Suppose we had a network with no control-plane packets at all. Suppose that any given network access port was disconnected until we sent an XML message to a management system that provided ownership credentials and the address mechanism to be used there. Suppose that a user who wanted NaaS simply provided the network with an XML manifest of the points to be connected using logical addresses, real addresses, any addresses. We can now define a NaaS on the basis of completely managed connectivity.
Suppose that we define management processes as a data relationship set that binds the status of real resources to the status of the NaaS services these resources support. We can now find out what the state of a network service is without ever giving direct access to the devices, and we can use the same MIBs and processes to manage hosted software elements or real appliances.
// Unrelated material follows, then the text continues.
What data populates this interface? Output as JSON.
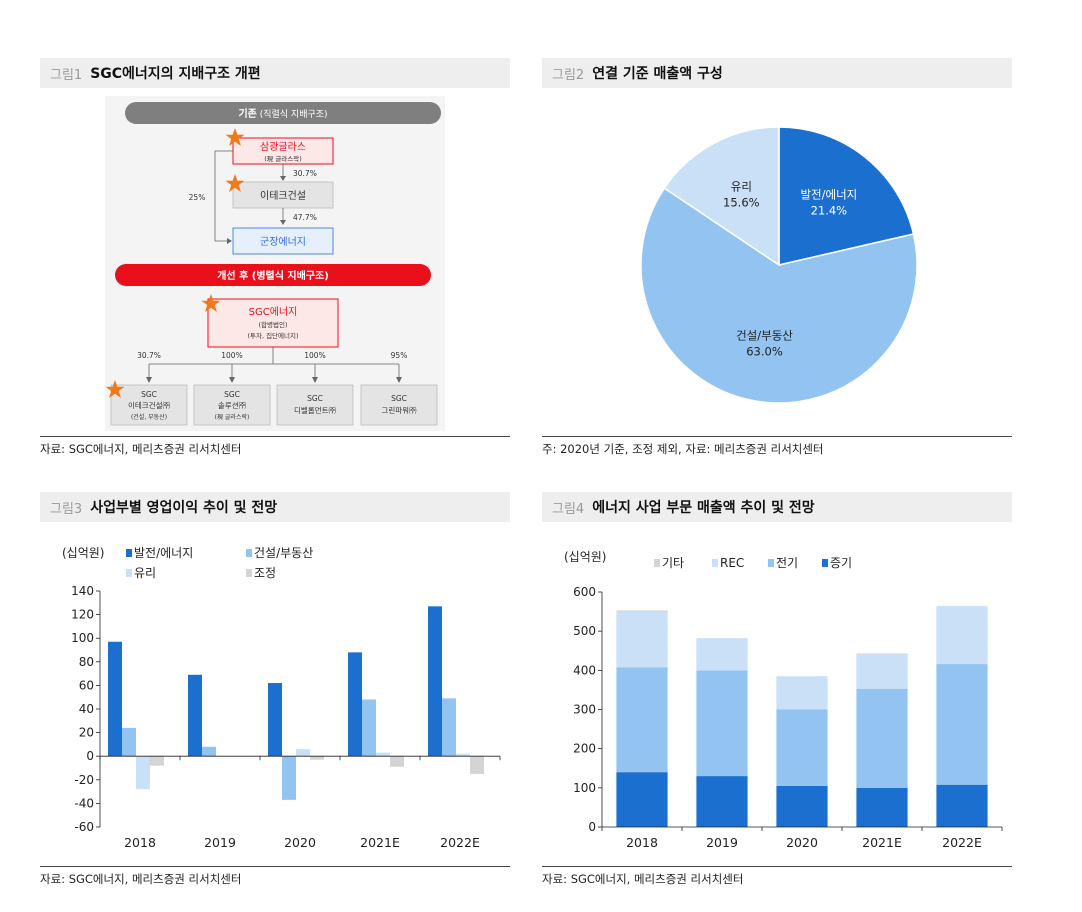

Network protocols have created those velvet ribbons that tie us to stuff without our realizing it, and the way that we use these protocols in the future will have an enormous impact on the extent to which we can optimize our use of SDN or NFV. We should be able to define services in every respect in a virtual world, and our changes in definition shouldn’t have an enormous impact on cost or operations efficiency. IP should not be the underlying connection/forwarding fabric—that should be the simple OpenFlow-like packet forwarding based on a mystical forwarding table. We should be able to build IP, or Ethernet, or any arbitrary collection of network services, equally well on this agile base.
Why can’t we? Because it’s complicated, and so everyone focuses on making something far more trivial work quickly. That generates little islands or silos, but it doesn’t build a network and networks are what we’re supposed to be doing. I think that both SDN and NFV can do a lot more for us than we think, if we start thinking seriously not only about what networks do but how they do it.